What Did You Learn?

Loss can teach us so many things.  And to each of us, loss can look differently.  For me, the loss I experienced was of my former hopes and dreams and time with my children because of divorce.  I’ve also experienced the gut-wrenching loss of two unborn babies.  To some, loss could be death or a broken relationship.  It could be a job or something more sentimental like treasured old photographs or a childhood home.  Whatever the loss you are experiencing, it has such tremendous power to teach us what is most important if we allow it to.  

The power of forgiveness.  The sound of a laugh.  The realization of just how much someone means to us.  Loss can teach us the beauty of a moment.  The smell of a mother’s perfume.  To pay attention to the little things and just be present.  When we experience loss of any kind, we have a choice.  We can either look at all that we don’t have or the blessing of what we do.  I know for me, that when my house is quiet because the boys are away, the loss of my time is yelling loudly to get my attention.  To get me to see all that I don’t have and am missing.  But what if, what if in those moments I choose to see the beauty in the time I do get to see them.  What if I choose to see the good instead of the bad?  

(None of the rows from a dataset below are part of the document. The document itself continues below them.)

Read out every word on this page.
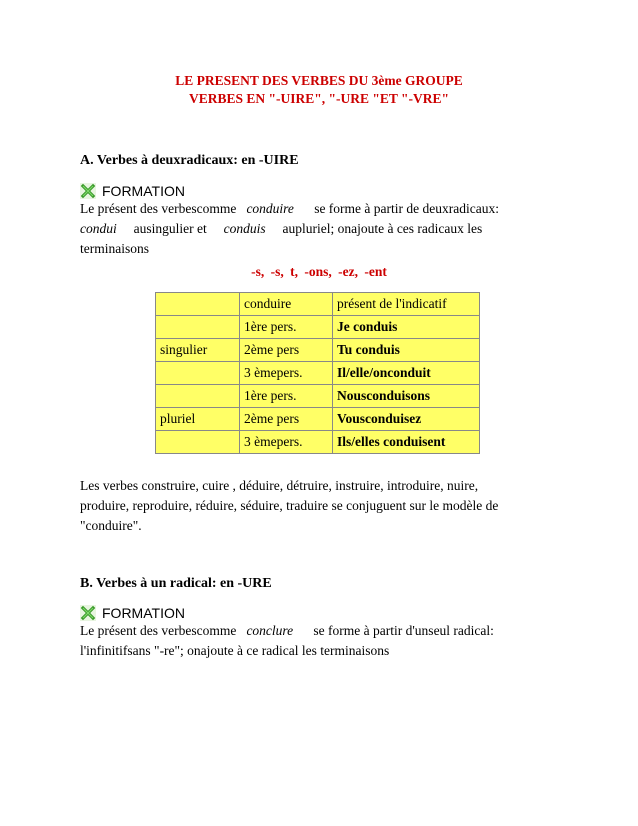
LE PRESENT DES VERBES DU 3ème GROUPE
VERBES EN "-UIRE", "-URE "ET "-VRE"
A. Verbes à deuxradicaux: en -UIRE
FORMATION
Le présent des verbescomme conduire se forme à partir de deuxradicaux:
condui ausingulier et conduis aupluriel; onajoute à ces radicaux les
terminaisons
-s, -s, t, -ons, -ez, -ent
	conduire	présent de l'indicatif
	1ère pers.	Je conduis
singulier	2ème pers	Tu conduis
	3 èmepers.	Il/elle/onconduit
	1ère pers.	Nousconduisons
pluriel	2ème pers	Vousconduisez
	3 èmepers.	Ils/elles conduisent
Les verbes construire, cuire , déduire, détruire, instruire, introduire, nuire,
produire, reproduire, réduire, séduire, traduire se conjuguent sur le modèle de
"conduire".
B. Verbes à un radical: en -URE
FORMATION
Le présent des verbescomme conclure se forme à partir d'unseul radical:
l'infinitifsans "-re"; onajoute à ce radical les terminaisons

For what I have lost here in the world, I have gained so much more eternally and that is enough for me.  By losing my unborn babies, I know that they are resting in the arms of God.  And I know that they are safe until I can hold them myself.  By losing my children, it makes me all the more thankful for the two blessings I have here in my arms.  It makes me thankful that I’ve been able to love and nurture them for as long as I have.  And even if I only had one day a month with them, I would still find the blessings in those twenty-four hours.  

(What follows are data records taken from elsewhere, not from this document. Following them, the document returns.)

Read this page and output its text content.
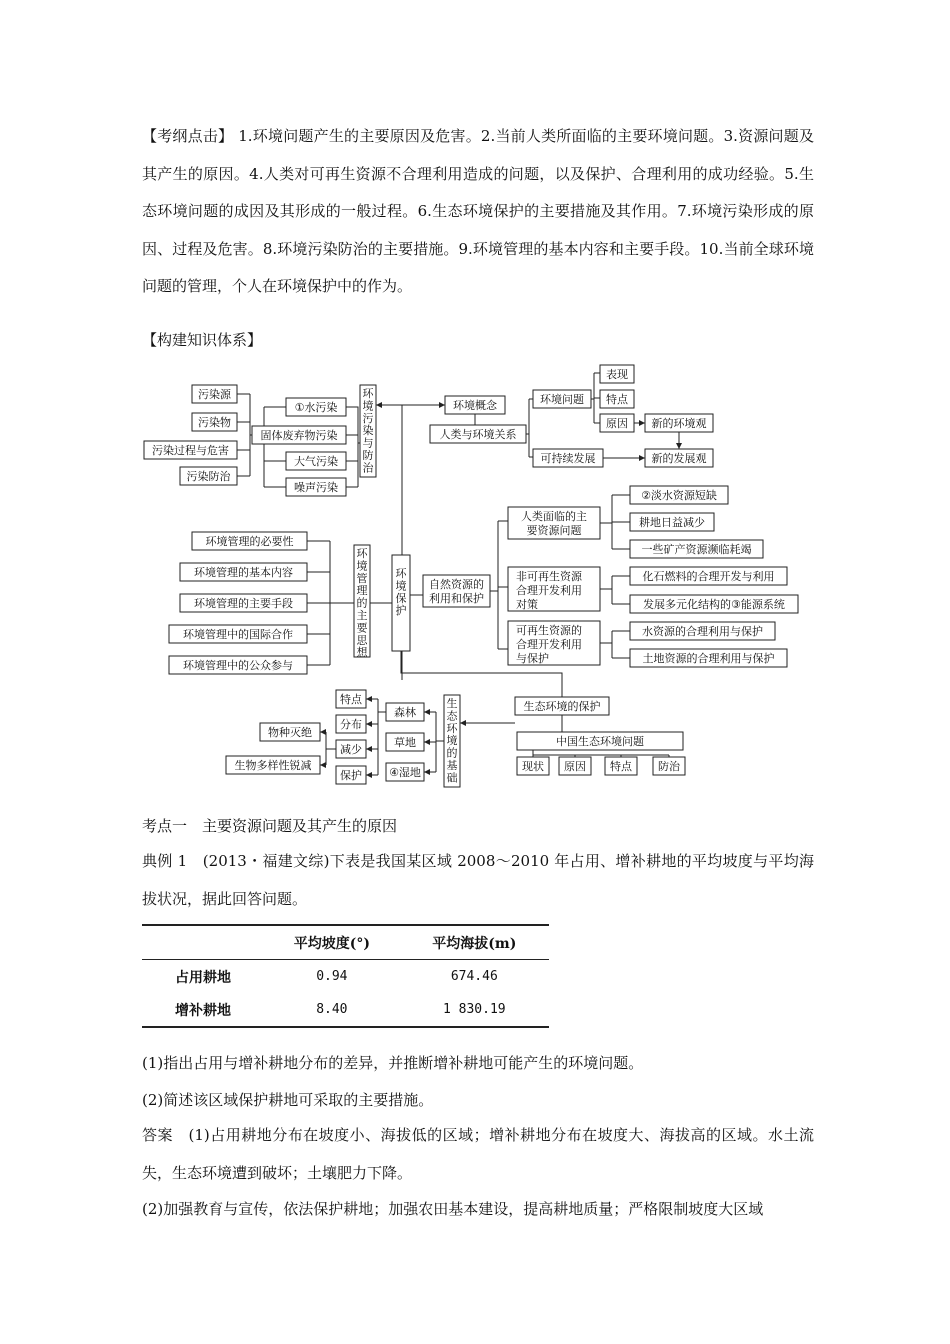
【考纲点击】 1.环境问题产生的主要原因及危害。2.当前人类所面临的主要环境问题。3.资源问题及其产生的原因。4.人类对可再生资源不合理利用造成的问题，以及保护、合理利用的成功经验。5.生态环境问题的成因及其形成的一般过程。6.生态环境保护的主要措施及其作用。7.环境污染形成的原因、过程及危害。8.环境污染防治的主要措施。9.环境管理的基本内容和主要手段。10.当前全球环境问题的管理，个人在环境保护中的作为。
【构建知识体系】
污染源
污染物
污染过程与危害
污染防治
①水污染
固体废弃物污染
大气污染
噪声污染
环境污染与防治
环境概念
人类与环境关系
环境问题
表现
特点
原因 新的环境观
可持续发展	新的发展观
环境管理的必要性
环境管理的基本内容
环境管理的主要手段
环境管理中的国际合作
环境管理中的公众参与
环境管理的主要思想
环境保护
自然资源的
利用和保护
人类面临的主
要资源问题
②淡水资源短缺
耕地日益减少
一些矿产资源濒临耗竭
非可再生资源
合理开发利用
对策
化石燃料的合理开发与利用
发展多元化结构的③能源系统
可再生资源的
合理开发利用
与保护
水资源的合理利用与保护
土地资源的合理利用与保护
生态环境的保护
中国生态环境问题
现状 原因 特点 防治
生态环境的基础
森林
草地
④湿地
特点
分布
减少
保护
物种灭绝
生物多样性锐减
考点一　主要资源问题及其产生的原因
典例 1　(2013・福建文综)下表是我国某区域 2008～2010 年占用、增补耕地的平均坡度与平均海拔状况，据此回答问题。
	平均坡度(°)	平均海拔(m)
占用耕地	0.94	674.46
增补耕地	8.40	1 830.19
(1)指出占用与增补耕地分布的差异，并推断增补耕地可能产生的环境问题。
(2)简述该区域保护耕地可采取的主要措施。
答案　(1)占用耕地分布在坡度小、海拔低的区域；增补耕地分布在坡度大、海拔高的区域。水土流失，生态环境遭到破坏；土壤肥力下降。
(2)加强教育与宣传，依法保护耕地；加强农田基本建设，提高耕地质量；严格限制坡度大区域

What kind of loss are you experiencing?  What can you learn from it?  For me, I’ve learned the beauty of moments.  I’ve learned to treasure and celebrate the little things.  To be present and not take a single second for granted.  I’ve learned the power of forgiveness through immense pain and the glorious joy that comes every morning.  I’ve found my faith and strength through loss.  I’ve found my purpose and passions too.  I’ve found all that I never knew I needed because I have experienced loss.